There was a click overhead and the public address system came on. The flight attendant started talking in what Annja thought was Hindi, but then went on to repeat her announcement in several other dialects. Annja was reminded of the fact that while Urdu and Hindi might be the popular languages of India, regional dialects ranged extensively.

At last, the attendant switched to British-accented English. “Ladies and gentlemen, the captain has advised that we are starting our descent into Hyderabad. At this time, we would like to ask you to shut off all electronic devices, put your trays into their upright position and make sure to remain in your seats with the seat belts on at all times.”

She clicked the PA system off; almost on cue, the plane started to bank. Annja gripped the armrests at the suddenness of the movement.

And then they dipped lower. Annja heard the flaps coming down.

Where was Frank?

She found out a moment later when the door to the bathroom opened and he stumbled out, a wet stain across the front of his pants. Lovely.

He clambered down the aisle and slumped back into his seat. “So,” Annja said, not really wanting to know, “was it everything you hoped it would be?”

Frank frowned. “They don’t make airplane bathrooms all that large, do they?”

“No, they do not.”

He sighed. “Stupid cable channels always make it look better than it is in real life.”

“They’re in the business of selling fantasy.”

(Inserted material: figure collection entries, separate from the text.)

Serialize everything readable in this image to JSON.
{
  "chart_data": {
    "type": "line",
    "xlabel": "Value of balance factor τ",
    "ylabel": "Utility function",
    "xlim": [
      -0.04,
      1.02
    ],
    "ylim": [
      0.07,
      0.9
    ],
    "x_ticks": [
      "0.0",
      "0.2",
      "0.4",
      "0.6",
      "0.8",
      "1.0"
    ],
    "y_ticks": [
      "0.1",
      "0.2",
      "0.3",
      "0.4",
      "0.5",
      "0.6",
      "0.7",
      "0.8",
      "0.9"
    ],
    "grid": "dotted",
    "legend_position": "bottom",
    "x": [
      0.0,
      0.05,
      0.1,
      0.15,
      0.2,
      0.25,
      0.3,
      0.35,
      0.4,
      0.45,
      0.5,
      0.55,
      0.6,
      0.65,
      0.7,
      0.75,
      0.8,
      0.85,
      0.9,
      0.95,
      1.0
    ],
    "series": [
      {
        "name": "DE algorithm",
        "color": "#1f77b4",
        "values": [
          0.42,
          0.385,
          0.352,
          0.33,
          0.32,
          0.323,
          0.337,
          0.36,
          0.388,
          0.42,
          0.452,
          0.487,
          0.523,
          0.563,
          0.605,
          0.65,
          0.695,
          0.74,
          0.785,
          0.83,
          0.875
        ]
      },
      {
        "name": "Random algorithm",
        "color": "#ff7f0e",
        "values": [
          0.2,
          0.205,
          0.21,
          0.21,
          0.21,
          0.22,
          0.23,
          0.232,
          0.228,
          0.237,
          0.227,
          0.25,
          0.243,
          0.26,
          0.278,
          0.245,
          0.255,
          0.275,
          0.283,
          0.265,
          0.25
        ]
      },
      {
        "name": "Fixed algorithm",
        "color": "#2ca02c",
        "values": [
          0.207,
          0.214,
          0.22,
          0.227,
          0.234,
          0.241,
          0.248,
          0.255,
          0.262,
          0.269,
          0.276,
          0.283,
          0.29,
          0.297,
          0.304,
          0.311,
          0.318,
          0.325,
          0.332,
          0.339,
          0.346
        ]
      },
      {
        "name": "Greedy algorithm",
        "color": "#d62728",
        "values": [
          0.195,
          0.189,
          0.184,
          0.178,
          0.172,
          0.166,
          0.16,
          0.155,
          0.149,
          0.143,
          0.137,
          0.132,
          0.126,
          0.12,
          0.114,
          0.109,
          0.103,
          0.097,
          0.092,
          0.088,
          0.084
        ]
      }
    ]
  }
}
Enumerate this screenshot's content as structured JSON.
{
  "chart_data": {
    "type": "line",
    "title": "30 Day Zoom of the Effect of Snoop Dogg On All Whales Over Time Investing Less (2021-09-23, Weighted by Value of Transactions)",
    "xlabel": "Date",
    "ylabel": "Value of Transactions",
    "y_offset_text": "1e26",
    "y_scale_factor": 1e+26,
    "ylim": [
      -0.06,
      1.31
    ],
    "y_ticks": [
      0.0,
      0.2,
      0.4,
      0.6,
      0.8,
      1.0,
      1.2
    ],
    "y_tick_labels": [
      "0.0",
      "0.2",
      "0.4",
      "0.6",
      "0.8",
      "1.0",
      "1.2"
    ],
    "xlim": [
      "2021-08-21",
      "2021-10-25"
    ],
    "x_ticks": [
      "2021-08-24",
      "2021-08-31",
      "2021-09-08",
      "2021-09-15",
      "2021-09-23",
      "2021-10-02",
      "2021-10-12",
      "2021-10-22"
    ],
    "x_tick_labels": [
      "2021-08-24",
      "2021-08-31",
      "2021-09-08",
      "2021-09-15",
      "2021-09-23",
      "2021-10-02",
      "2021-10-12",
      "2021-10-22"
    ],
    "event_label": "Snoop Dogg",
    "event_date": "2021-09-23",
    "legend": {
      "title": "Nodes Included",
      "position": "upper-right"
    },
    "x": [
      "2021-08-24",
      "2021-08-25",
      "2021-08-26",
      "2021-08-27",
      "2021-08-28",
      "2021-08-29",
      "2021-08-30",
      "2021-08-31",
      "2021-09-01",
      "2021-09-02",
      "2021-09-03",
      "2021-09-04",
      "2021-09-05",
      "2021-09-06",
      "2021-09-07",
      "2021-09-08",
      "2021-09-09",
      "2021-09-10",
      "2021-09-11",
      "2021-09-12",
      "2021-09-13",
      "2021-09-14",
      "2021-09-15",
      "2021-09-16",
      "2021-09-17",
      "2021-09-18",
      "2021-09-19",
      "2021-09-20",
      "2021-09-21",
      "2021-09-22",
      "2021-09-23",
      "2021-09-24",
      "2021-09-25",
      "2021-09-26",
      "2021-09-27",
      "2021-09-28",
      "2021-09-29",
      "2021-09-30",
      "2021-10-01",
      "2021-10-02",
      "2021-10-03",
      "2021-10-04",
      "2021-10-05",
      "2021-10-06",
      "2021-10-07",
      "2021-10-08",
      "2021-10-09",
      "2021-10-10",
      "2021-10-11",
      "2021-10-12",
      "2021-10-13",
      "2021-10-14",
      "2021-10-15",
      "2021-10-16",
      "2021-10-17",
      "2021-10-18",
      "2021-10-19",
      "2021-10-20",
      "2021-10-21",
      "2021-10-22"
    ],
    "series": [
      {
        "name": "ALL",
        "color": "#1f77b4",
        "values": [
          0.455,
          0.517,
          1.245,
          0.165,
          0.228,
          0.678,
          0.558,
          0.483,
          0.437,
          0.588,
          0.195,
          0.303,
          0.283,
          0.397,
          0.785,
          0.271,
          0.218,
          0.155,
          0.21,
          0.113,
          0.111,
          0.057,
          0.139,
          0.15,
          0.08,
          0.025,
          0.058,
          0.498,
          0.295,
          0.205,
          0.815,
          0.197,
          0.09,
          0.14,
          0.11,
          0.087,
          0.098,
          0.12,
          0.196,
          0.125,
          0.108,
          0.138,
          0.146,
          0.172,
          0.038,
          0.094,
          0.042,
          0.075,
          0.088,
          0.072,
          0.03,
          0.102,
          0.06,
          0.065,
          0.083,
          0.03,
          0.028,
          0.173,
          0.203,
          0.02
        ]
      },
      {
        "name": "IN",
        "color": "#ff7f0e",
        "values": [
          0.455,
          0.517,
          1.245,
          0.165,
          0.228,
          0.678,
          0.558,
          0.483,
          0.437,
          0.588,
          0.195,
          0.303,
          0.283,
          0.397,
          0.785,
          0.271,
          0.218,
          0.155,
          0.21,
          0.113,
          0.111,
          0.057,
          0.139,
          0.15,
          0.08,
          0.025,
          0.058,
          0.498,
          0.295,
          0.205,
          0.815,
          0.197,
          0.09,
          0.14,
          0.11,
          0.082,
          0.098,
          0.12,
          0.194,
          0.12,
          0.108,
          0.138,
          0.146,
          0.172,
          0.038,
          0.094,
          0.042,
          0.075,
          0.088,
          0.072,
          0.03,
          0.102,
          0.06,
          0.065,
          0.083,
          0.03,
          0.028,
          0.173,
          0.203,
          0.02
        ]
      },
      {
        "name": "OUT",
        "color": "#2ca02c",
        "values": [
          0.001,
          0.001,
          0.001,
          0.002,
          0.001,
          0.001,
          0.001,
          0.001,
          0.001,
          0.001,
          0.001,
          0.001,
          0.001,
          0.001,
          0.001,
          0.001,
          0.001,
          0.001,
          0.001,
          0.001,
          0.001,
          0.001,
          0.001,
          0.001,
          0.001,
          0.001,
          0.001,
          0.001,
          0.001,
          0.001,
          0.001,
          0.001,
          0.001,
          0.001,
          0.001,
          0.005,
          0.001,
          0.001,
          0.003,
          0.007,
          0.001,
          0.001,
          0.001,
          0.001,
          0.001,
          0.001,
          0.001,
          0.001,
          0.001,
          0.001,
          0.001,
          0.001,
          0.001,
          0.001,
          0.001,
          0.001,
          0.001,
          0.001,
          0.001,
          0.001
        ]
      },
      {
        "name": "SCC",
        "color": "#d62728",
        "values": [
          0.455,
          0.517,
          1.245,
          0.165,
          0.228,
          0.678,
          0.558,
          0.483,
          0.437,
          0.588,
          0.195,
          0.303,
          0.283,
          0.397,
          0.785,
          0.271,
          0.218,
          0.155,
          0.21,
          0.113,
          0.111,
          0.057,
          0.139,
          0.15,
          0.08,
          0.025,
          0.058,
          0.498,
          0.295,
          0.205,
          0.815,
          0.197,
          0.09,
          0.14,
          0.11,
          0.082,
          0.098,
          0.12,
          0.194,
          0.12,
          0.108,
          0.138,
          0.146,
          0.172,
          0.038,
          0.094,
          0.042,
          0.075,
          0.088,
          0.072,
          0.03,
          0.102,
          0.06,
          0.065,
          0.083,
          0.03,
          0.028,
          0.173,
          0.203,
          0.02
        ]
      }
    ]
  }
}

“She never showed, anyway.”

“But your clothes—”

Frank held up his hand. “The damn plane banked and I nearly felt into the vacuum toilet. I got blue stuff all over me. So I had to wash it out of my pants.” He sighed. “I’m not exactly a professional when it comes to dry cleaning.”

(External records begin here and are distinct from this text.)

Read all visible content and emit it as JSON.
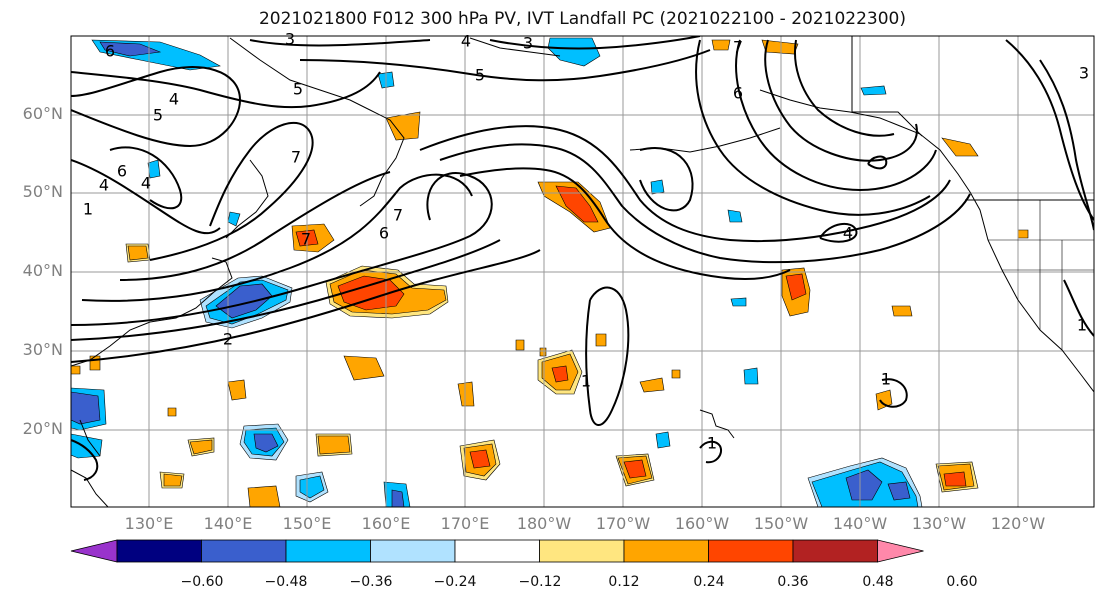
{
  "title": "2021021800 F012 300 hPa PV, IVT Landfall PC (2021022100 - 2021022300)",
  "lat_labels": [
    "60°N",
    "50°N",
    "40°N",
    "30°N",
    "20°N"
  ],
  "lon_labels": [
    "130°E",
    "140°E",
    "150°E",
    "160°E",
    "170°E",
    "180°W",
    "170°W",
    "160°W",
    "150°W",
    "140°W",
    "130°W",
    "120°W"
  ],
  "colorbar": {
    "tick_labels": [
      "−0.60",
      "−0.48",
      "−0.36",
      "−0.24",
      "−0.12",
      "0.12",
      "0.24",
      "0.36",
      "0.48",
      "0.60"
    ],
    "colors": [
      "#9933cc",
      "#000080",
      "#3a5fcd",
      "#00bfff",
      "#b0e2ff",
      "#ffffff",
      "#ffe680",
      "#ffa500",
      "#ff4500",
      "#b22222",
      "#ff88aa"
    ]
  },
  "pv_contour_labels": [
    "6",
    "5",
    "4",
    "5",
    "6",
    "7",
    "4",
    "4",
    "3",
    "5",
    "7",
    "6",
    "7",
    "6",
    "4",
    "1",
    "1",
    "1",
    "1",
    "2",
    "7",
    "3",
    "1",
    "3",
    "4"
  ],
  "shading_colors": {
    "pos_1": "#ffe680",
    "pos_2": "#ffa500",
    "pos_3": "#ff4500",
    "neg_1": "#b0e2ff",
    "neg_2": "#00bfff",
    "neg_3": "#3a5fcd"
  }
}
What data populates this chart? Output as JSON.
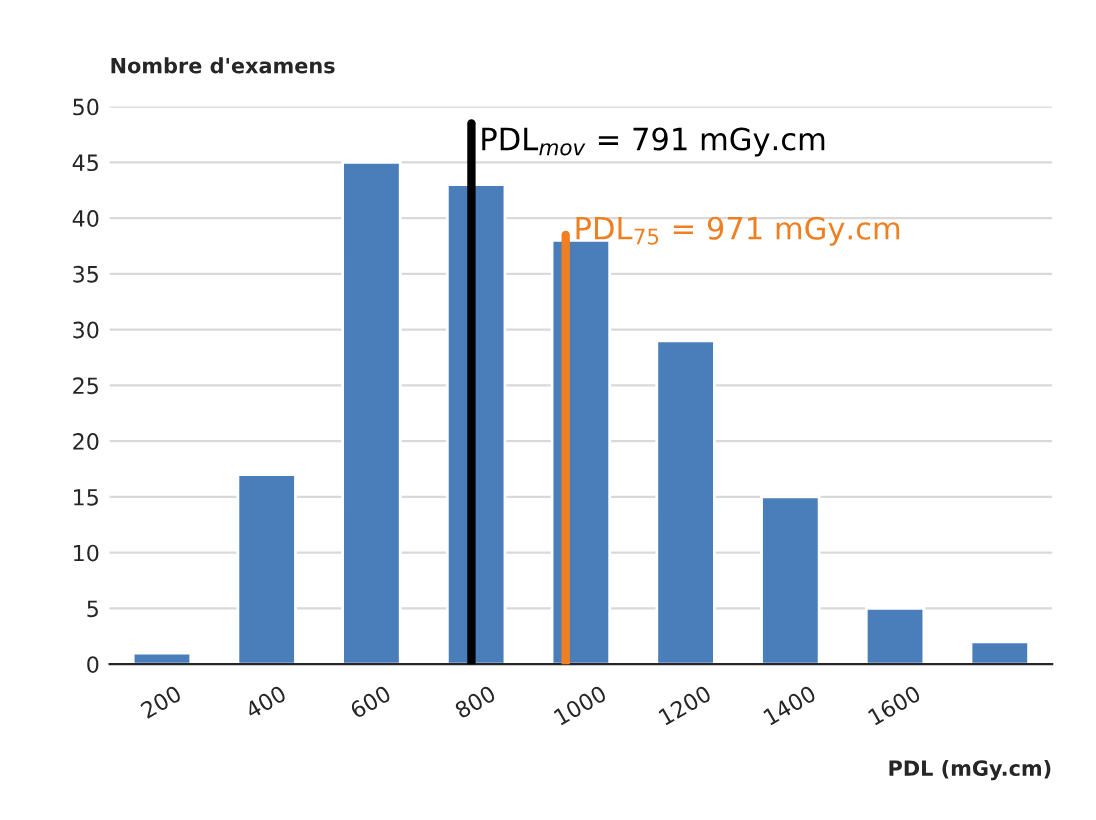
{
  "chart_data": {
    "type": "histogram",
    "ylabel": "Nombre d'examens",
    "xlabel": "PDL (mGy.cm)",
    "bins": [
      100,
      300,
      500,
      700,
      900,
      1100,
      1300,
      1500,
      1700,
      1900
    ],
    "values": [
      1,
      17,
      45,
      43,
      38,
      29,
      15,
      5,
      2
    ],
    "color": "#4a7ebb",
    "xlim": [
      100,
      1900
    ],
    "xticks": [
      200,
      400,
      600,
      800,
      1000,
      1200,
      1400,
      1600
    ],
    "ylim": [
      0,
      50
    ],
    "yticks": [
      0,
      5,
      10,
      15,
      20,
      25,
      30,
      35,
      40,
      45,
      50
    ],
    "grid": "y",
    "ref_lines": [
      {
        "axis": "x",
        "value": 791,
        "label": "PDL$_{mov}$ = 791 mGy.cm",
        "color": "#000000"
      },
      {
        "axis": "x",
        "value": 971,
        "label": "PDL$_{75}$ = 971 mGy.cm",
        "color": "#f07f21"
      }
    ]
  }
}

“Looks more like you did wet cleaning.”

“Funny.” Frank grabbed a copy of the in-flight magazine and started fanning himself. “So, you really think this thing isn’t a tiger?”

“I don’t know. That’s what we’re here to find out.”

“Where to first?”

“The hotel,” she said. “I want a shower after flying for so many hours. After a change of clothes and a quick meal, we’ll head downtown and talk to the police.”

Below them sprawled the city of Hyderabad—gleaming office buildings and brilliantly painted temples. Annja leaned back away from the window and nodded thoughtfully.

“If the police haven’t gotten anywhere with the case, then we’ll try to find this creature ourselves. And that means going into harm’s way.”